Ambassador Mario Chacón urged the Venezuelan government to continue negotiations with Cemex under ''the principles of dialogue, nondiscriminatory treatment . . . and in agreement with the applicable legal standards,'' the Mexican Foreign Ministry said.
It said the Mexican government aims to ``assure that the process carried out by Venezuelan authorities follows applicable legal standards and respects the principle of nondiscriminatory treatment.''
Chávez referred to the nationalization move in a Tuesday night speech, without mentioning Cemex.
''We've nationalized the cement industries,'' Chávez said. ``It was time.''
Oil Minister Rafael Ramírez led government officials and workers at the takeover of a Cemex plant late Monday. He said the expropriation of the Cemex subsidiary was to be formalized Tuesday with the signing of a presidential decree.
Ramírez said no deal could be reached on compensation terms after a 60-day time frame for talks laid out in a June presidential decree, and that Cemex's request of more than $1.2 billion was much too high. He said a thorough appraisal will determine fair compensation to pay Cemex.
The Caracas Stock Exchange temporarily halted trading in local shares of the Cemex Venezuelan subsidiary on Tuesday, while Cemex shares declined on U.S. and Mexican stock markets.
Analysts and business leaders said the expropriation could hurt private investment in Venezuela.
The Cemex takeover increases uncertainty for investors and contributes to a ''high-risk'' business climate, said Noel Alvarez, a leader of the Fedecamaras business chamber. He noted that official figures last year showed a decline of $643 million in foreign investment.
Economist Pavel Gómez said by nationalizing the cement businesses, the government appears to be aiming to boost housing construction and other infrastructure projects. He said it is also considering public opinion and ``trying to generate credibility regarding its ability to play tough with these sorts of businesses.''
Gómez predicted businesses will ''feel ever more threatened'' and likely take measures to protect themselves such as holding off on investments.

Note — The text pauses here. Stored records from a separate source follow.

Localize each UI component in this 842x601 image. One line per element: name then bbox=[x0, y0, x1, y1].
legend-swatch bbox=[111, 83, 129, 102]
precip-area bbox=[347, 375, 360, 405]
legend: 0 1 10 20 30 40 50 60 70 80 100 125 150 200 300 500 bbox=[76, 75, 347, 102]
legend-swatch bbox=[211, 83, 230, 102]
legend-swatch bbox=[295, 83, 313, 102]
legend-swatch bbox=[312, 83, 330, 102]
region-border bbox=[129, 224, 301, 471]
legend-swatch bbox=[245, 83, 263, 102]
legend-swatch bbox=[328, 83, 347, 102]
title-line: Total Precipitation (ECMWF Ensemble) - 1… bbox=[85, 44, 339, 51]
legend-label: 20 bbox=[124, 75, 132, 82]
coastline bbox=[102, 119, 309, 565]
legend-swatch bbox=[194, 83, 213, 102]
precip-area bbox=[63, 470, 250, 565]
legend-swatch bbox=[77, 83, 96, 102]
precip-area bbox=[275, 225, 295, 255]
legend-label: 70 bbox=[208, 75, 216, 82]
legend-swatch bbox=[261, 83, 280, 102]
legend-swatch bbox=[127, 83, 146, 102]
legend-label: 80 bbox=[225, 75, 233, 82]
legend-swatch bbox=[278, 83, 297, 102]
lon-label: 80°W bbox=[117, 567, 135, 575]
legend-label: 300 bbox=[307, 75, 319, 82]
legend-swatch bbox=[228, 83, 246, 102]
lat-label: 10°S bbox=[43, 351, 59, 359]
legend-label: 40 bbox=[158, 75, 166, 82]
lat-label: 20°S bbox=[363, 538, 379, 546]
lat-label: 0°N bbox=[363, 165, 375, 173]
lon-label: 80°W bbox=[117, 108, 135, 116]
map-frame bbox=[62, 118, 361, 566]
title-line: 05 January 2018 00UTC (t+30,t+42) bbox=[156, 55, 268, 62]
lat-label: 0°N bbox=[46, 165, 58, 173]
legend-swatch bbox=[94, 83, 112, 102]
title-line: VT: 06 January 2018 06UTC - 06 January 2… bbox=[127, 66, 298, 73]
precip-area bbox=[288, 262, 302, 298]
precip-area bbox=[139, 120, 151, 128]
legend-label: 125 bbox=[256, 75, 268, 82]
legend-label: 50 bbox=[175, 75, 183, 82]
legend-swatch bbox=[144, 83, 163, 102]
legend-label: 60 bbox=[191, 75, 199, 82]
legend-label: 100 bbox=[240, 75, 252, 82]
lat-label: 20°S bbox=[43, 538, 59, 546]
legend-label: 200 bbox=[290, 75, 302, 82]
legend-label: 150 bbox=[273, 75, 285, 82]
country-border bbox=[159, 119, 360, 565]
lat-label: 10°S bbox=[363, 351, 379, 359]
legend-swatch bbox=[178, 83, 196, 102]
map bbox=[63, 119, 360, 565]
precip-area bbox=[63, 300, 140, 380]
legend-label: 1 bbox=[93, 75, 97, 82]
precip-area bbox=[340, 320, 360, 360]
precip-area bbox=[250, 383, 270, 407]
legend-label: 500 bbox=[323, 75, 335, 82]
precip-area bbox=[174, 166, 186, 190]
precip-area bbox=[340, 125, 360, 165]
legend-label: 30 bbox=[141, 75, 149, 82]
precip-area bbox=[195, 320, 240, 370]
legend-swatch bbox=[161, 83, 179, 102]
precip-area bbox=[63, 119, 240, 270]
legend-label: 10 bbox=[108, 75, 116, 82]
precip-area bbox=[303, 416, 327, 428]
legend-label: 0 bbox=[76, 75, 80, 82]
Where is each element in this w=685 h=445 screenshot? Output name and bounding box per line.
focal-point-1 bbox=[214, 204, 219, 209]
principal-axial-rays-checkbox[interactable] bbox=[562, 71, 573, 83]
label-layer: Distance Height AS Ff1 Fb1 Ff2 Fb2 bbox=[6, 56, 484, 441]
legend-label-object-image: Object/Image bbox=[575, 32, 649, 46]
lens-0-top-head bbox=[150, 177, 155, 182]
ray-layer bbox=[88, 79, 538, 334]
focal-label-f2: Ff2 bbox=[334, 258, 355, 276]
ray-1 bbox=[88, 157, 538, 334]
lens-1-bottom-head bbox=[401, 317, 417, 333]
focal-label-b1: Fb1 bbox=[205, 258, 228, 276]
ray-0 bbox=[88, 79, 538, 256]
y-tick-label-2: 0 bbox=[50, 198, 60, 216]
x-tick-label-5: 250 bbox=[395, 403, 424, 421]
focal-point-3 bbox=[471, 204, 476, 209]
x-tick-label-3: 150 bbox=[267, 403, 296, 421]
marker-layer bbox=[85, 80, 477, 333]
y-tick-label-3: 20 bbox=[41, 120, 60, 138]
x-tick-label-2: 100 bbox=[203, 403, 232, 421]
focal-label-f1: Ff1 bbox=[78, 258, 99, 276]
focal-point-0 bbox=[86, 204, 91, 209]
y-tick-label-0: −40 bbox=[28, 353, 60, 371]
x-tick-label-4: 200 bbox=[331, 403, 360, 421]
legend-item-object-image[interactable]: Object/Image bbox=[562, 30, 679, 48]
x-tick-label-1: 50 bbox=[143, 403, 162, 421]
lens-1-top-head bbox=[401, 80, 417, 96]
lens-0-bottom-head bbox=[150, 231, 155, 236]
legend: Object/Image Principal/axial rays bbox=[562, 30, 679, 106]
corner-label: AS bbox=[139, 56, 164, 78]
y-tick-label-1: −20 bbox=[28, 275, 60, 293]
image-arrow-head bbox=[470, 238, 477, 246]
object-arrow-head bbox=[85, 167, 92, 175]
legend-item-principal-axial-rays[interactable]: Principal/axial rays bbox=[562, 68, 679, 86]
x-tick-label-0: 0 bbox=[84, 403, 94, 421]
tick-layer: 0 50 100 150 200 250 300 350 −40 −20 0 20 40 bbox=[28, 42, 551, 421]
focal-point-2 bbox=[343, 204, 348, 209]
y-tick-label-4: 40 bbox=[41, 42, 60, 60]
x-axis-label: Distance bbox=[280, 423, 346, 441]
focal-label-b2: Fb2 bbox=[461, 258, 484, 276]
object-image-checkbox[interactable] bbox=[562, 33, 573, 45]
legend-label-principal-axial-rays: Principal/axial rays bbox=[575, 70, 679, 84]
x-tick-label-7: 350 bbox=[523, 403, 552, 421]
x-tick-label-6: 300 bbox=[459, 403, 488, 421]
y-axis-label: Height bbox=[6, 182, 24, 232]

Two other cement companies, Lafarge SA of France and Switzerland's Holcim Ltd., signed agreements Monday to sell majority stakes in their Venezuelan units to the government.
Venezuela agreed to pay Paris-based Lafarge $267 million for an 89 percent share of its local unit, and to pay Zurich, Switzerland-based Holcim $552 million for an 85-percent share of its operations. Both companies will stay on as minority partners.
Chávez on Monday called the cement nationalization one of several ''steps toward socialism,'' which have included nationalizations of telephone and electricity companies, the country's largest steel maker and a handful of major oil projects.
Cemex says its Venezuelan assets include three cement plants, 30 smaller concrete plants, a shipping terminal and other facilities. It acknowledged Venezuela's move to assume control of its plants in a statement, but declined further comment.
U.S.-traded shares of Cemex fell 2.6 percent to $20.65 on the New York Stock Exchange on Tuesday, the first full day of trading since the seizure took place. On Monday, shares fell 3 percent as the expropriation plans were announced.
The Caracas Stock Exchange, meanwhile, suspended trading in shares of Cemex Venezuela CA for 24 hours ''to protect the rights of minority investors'' amid ''events about which there has not been sufficient information,'' the National Securities Commission said.